As skeletal muscle is the major tissue accounting for 70-85% of whole-body glucose disposal following a glucose challenge [24], insulin action on glucose transport activity was determined in skeletal muscle under basal and insulin-stimulated conditions using 2-deoxy-[3 H]-glucose (2-DG) uptake. Five days after OGTT, animals were food-restricted as described above. At 0800 h, animals were weighed and anesthetized by intraperitoneal administration of a mixture of ketamine (50 mg/kg BW) and xylazine (10 mg/kg BW). Soleus muscle was isolated, divided into two portions of approximately 20-25 mg, and incubated for 60 min at 37°C in 3 mL of oxygenated Krebs-Henseleit Buffer (KHB) supplemented with 8 mM D-glucose, 32 mM D-mannitol and 0.1% radioimmunoassay-grade bovine serum albumin (BSA). One strip of soleus muscle was incubated in the absence of insulin, and the other strip in the presence of a maximally effective concentration of insulin (2 mU/mL). Flasks were continuously gassed with a mixture of 95% O2 and 5% CO2 throughout the incubation and transport study procedures. After the first incubation period, each muscle strip was rinsed for 10 min at 37°C in 3 mL of oxygenated KHB containing 40 mM D-mannitol, 0.1% BSA and insulin (for the muscle strip in the presence of insulin). Each muscle strip was then incubated for 20 min at 37°C in 2 mL of KHB containing 1 mM 2-[1,2-3 H] deoxyglucose (2-DG), 39 mM [U-14 C] mannitol, 0.1% BSA and insulin (for the muscle strip in the presence of insulin). At the end of the incubation period, muscle strips were removed and trimmed of excess fat and connective tissue, immediately frozen with liquid nitrogen and weighed. Frozen muscles were solubilized in 0.5 mL of 0.5 M NaOH, and 10 mL of scintillation cocktail was added. Specific intracellular accumulation of 2-DG was determined as previously described [25] using mannitol to correct for extracellular accumulation of 2-DG. Glucose transport activity was measured by determination of the intracellular accumulation of 2-DG (pmol/mg muscle wet weight/20 min).

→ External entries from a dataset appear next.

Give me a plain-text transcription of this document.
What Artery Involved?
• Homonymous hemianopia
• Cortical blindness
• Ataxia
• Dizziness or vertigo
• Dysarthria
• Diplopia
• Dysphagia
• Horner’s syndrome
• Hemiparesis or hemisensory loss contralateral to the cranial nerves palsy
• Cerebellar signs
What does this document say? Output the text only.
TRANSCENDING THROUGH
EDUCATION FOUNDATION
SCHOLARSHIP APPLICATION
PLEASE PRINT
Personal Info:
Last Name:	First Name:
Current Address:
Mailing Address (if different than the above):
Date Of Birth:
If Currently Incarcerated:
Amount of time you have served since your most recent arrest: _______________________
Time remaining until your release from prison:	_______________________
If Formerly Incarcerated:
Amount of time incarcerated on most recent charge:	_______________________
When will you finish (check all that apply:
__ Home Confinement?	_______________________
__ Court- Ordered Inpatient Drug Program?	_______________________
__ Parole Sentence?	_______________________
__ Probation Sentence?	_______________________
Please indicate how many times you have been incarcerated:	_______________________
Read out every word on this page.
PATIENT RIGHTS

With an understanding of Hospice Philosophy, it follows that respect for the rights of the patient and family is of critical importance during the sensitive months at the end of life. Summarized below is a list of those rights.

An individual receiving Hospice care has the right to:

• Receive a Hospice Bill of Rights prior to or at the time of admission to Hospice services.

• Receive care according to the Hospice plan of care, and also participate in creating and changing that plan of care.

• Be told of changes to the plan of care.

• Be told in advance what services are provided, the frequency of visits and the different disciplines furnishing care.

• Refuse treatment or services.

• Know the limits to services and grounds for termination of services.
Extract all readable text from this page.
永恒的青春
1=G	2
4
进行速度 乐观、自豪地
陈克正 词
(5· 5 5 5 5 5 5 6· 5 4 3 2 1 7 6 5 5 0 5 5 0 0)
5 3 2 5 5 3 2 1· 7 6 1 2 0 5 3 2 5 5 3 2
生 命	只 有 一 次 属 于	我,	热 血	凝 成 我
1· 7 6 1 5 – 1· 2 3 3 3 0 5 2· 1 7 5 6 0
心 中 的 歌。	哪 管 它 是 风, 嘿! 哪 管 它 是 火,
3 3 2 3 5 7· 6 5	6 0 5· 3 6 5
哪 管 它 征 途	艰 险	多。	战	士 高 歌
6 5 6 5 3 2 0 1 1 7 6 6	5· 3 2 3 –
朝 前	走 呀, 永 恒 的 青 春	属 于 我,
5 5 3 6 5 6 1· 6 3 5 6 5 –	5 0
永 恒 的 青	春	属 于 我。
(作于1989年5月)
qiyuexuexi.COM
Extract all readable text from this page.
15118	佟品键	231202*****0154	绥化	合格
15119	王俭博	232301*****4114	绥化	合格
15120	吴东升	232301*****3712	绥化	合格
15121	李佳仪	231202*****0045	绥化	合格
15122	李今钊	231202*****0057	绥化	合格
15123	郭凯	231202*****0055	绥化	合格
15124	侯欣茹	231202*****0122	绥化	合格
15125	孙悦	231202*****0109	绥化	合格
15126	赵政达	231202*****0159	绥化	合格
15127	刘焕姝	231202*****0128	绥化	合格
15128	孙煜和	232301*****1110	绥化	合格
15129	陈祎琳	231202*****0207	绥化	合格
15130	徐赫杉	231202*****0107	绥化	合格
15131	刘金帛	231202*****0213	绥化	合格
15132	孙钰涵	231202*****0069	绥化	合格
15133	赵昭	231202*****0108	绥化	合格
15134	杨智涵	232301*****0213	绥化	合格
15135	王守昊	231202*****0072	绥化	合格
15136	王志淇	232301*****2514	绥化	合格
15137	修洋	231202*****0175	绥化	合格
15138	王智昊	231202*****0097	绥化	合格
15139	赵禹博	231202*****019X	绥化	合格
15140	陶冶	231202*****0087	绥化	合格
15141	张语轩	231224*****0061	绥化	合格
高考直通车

Contralateral soleus muscle was also removed, trimmed of fat and connective tissue, quickly frozen in liquid nitrogen, and used for GLUT-4 protein level determination.

Serum lipid measurements

Following muscle dissection, blood was collected from the abdominal vein. Whole blood was allowed to clot and then centrifuged at 3000 g for 20 min to obtain serum. Serum levels of total cholesterol (TC), high-density lipoprotein cholesterol (HDL), and low-density lipoprotein cholesterol (LDL) were measured by enzymatic methods using an automated analyzer (Dimension RxL Max, DADE Behring, Marburg, Germany). Immediately after blood sample collection, visceral fat was collected from the superficial area covering the alimentary tract, and the uterus was removed and weighed.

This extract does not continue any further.